Cette visite en Turquie vous a aussi permis de rencontrer les acteurs d’autres Croix-Rouge et Croissant-Rouge. Ces échanges vous ont-ils été utiles ?

Cette mission à laquelle je participais aux côtés d’Emmanuelle Pons, notre directrice des opérations internationales de la Croix-Rouge française, ainsi que de nos homologues britanniques et néerlandais, nous a permis en effet d’échanger avec les représentants de la FICR (sa vice-présidente, la directrice de la zone Europe et la directrice des opérations catastrophes, climat et crises) et des équipes opérationnelles qui interviennent sur le terrain. Ce type de rencontre montre l’importance de la solidarité au sein de notre Mouvement international et nourrit notre sentiment d’appartenance.

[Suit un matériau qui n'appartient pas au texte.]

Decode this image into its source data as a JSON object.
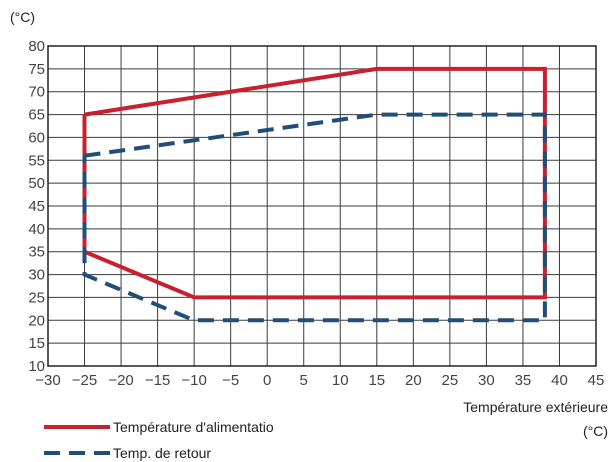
{
  "chart_data": {
    "type": "line",
    "title": "",
    "y_unit_label": "(°C)",
    "xlabel": "Température extérieure",
    "x_unit_label": "(°C)",
    "xlim": [
      -30,
      45
    ],
    "ylim": [
      10,
      80
    ],
    "x_ticks": [
      -30,
      -25,
      -20,
      -15,
      -10,
      -5,
      0,
      5,
      10,
      15,
      20,
      25,
      30,
      35,
      40,
      45
    ],
    "y_ticks": [
      10,
      15,
      20,
      25,
      30,
      35,
      40,
      45,
      50,
      55,
      60,
      65,
      70,
      75,
      80
    ],
    "x_tick_labels": [
      "−30",
      "−25",
      "−20",
      "−15",
      "−10",
      "−5",
      "0",
      "5",
      "10",
      "15",
      "20",
      "25",
      "30",
      "35",
      "40",
      "45"
    ],
    "y_tick_labels": [
      "10",
      "15",
      "20",
      "25",
      "30",
      "35",
      "40",
      "45",
      "50",
      "55",
      "60",
      "65",
      "70",
      "75",
      "80"
    ],
    "grid": true,
    "legend_position": "bottom-left",
    "series": [
      {
        "name": "Température d'alimentatio",
        "color": "#c8202e",
        "style": "solid",
        "x": [
          -25,
          15,
          38,
          38,
          -10,
          -25,
          -25
        ],
        "y": [
          65,
          75,
          75,
          25,
          25,
          35,
          65
        ]
      },
      {
        "name": "Temp. de retour",
        "color": "#1f4e79",
        "style": "dashed",
        "x": [
          -25,
          15,
          38,
          38,
          -10,
          -25,
          -25
        ],
        "y": [
          56,
          65,
          65,
          20,
          20,
          30,
          56
        ]
      }
    ]
  }
}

Il est important de partager nos expertises et nos réponses immédiates sur des crises majeures, comme nous l’avons fait et le faisons encore en réponse à la crise en Ukraine. Nous le savons, cette culture de l’urgence est indispensable pour mieux nous préparer aux crises. Elle existe dans nos territoires d’Outre-mer, des zones très exposées elles aussi aux catastrophes climatiques et naturelles, grâce à nos plateformes d’intervention régionales, la PIRAC et la PIROI. Il nous faut absolument la renforcer pour être en mesure de répondre aux crises à venir, qu’elles surgissent en France métropolitaine ou au bout du monde.